Becoming an ESL Teacher
|Degree Level||Bachelor's degree; master's degree preferred|
|Degree Field||English, writing, or education|
|Licensure/Certification||State-specific teaching license required|
|Key Skills||Excellent communication skills; patience and ability to relate to students of diverse backgrounds; basic computer skills including knowledge of computer-based training software and desktop publishing software|
|Salary||$41,000 (2016 average for ESL teachers)|
Sources: U.S. Bureau of Labor Statistics, O*Net Online, Payscale
English as a second language (ESL) teachers instruct students whose first language isn't English, in reading, writing and conversing effectively. These professionals are also sometimes called English for speakers of other languages (ESOL) teachers. These teachers approach English skills from a real-life perspective, often focusing on conversational and job-related communication skills. They can help students function in an environment built upon the English language, or they may work abroad to introduce students to English. Travel may be required, and teachers might need an abundance of patience when working with students who may become frustrated when trying to learn an unfamiliar language.
Step 1: Earn a Bachelor's Degree
A bachelor's degree is the minimum educational requirement for a professional ESL teacher. Most workers earn degrees in education, English, writing, or teaching English as a foreign language. Students may also earn education degrees that come with a bilingual concentration. Applicable coursework includes using technology to teach, motivating adult learners, working with learning disabilities, developing lesson plans, and teaching diverse cultures.
It's also a good idea to learn a second language. While being fluent in a language other than English is not necessary for employment as an ESL teacher, it's useful to have foreign language skills for this job. Training specific to acquiring a second language may be earned through certificate, undergraduate, and graduate programs.
Step 2: Obtain ESL Training
Upon completion of a bachelor's degree, aspiring ESL teachers typically must complete an ESL training program.
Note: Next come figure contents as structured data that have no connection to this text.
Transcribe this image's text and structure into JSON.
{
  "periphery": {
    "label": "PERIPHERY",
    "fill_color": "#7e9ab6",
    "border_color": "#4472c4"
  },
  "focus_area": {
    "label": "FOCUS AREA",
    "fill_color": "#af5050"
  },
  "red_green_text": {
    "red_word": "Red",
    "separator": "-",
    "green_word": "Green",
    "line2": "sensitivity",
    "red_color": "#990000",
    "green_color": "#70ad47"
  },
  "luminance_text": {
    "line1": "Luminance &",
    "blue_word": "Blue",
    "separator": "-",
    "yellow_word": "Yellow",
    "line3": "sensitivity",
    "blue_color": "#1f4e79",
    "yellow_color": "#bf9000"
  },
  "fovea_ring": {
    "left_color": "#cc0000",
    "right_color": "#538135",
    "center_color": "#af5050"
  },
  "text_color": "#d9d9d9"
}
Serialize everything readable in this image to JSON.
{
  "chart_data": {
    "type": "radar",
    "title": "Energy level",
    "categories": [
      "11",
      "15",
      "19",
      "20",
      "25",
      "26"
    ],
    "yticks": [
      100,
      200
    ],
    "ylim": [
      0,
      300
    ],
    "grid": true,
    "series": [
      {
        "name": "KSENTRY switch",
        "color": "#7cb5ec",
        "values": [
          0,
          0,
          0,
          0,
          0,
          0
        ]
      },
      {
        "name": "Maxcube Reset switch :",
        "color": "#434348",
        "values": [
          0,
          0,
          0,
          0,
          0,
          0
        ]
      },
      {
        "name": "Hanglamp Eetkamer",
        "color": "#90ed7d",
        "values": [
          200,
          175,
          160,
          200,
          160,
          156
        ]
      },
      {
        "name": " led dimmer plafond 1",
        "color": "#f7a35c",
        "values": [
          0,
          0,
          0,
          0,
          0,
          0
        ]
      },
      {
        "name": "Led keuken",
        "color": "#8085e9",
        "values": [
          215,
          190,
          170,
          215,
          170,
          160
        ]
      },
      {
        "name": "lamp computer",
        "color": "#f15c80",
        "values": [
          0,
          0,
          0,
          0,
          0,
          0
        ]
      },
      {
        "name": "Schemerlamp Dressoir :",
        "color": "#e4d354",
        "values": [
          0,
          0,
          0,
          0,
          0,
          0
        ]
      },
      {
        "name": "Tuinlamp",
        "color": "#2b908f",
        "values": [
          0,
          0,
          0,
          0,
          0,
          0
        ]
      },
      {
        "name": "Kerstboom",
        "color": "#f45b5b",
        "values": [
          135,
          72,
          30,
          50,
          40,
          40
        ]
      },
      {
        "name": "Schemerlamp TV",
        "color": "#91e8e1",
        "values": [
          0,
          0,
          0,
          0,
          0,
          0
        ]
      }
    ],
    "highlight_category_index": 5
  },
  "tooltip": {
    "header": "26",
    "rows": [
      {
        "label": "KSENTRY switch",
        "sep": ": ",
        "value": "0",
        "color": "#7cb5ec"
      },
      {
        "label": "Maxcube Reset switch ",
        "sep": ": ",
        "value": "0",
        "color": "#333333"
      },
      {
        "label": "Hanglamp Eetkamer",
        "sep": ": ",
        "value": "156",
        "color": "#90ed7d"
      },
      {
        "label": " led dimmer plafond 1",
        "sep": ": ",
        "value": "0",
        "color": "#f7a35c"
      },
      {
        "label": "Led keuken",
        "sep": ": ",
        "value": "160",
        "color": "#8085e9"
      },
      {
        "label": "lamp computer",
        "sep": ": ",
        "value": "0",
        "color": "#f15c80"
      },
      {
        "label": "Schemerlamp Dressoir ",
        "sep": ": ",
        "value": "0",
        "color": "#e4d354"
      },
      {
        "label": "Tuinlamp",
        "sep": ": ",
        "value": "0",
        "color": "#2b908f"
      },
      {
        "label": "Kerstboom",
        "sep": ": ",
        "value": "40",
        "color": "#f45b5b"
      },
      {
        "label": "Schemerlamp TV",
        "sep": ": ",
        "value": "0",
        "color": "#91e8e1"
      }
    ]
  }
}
For example, a certificate program in teaching English to speakers of other languages (TESOL) can provide the basic skills needed to teach ESL and attain licensure. Individuals will learn how to assess students' language skills, teach grammar lessons, and practice conversational skills. While many certificate programs do not require prior teaching experience, some ESL certificate programs are designed for working teachers who have already earned their teaching licenses.
Step 3: Get Licensed
Like other teachers, an ESL instructor needs a teaching license (sometimes called certification) to work professionally. Requirements vary by state and internationally, so it's beneficial for aspiring ESL teachers to research the steps necessary to teach in a specific geographic area. Common requirements include holding a bachelor's degree and completing an approved teacher training program. Some states have specific license requirements for adult education teachers, which an ESL teacher might fall under. Aspiring teachers may also need to pass a teaching test and a background check.
It might also be worth looking into a master's degree. Licensed ESL teachers who want to increase their employment opportunities might want to consider earning a graduate degree in ESL. Classes can include a number of research seminars and cover topics like linguistics, literacy development, and academic English. The program often ends with the completion of an original thesis.
Step 4: Gain Experience
ESL teachers with prior experience are particularly sought after, especially for overseas jobs. Patience, empathy, and a desire to work in a multicultural environment are also essential for working as an ESL instructor, and experience can help workers sharpen these skills. ESL teachers may apply for employment in diverse learning environments, such as elementary and high schools, international education programs, intensive English language programs, adult schools, community colleges, and corporations. According to PayScale.com, ESL teachers earned a national average annual salary of $41,000 as of 2016, with experience level and specific languages increasing that amount by as much as 29%.
Earning a bachelor's degree, obtaining ESL training, getting licensed, and gaining teaching experience are all part of becoming an ESL teacher.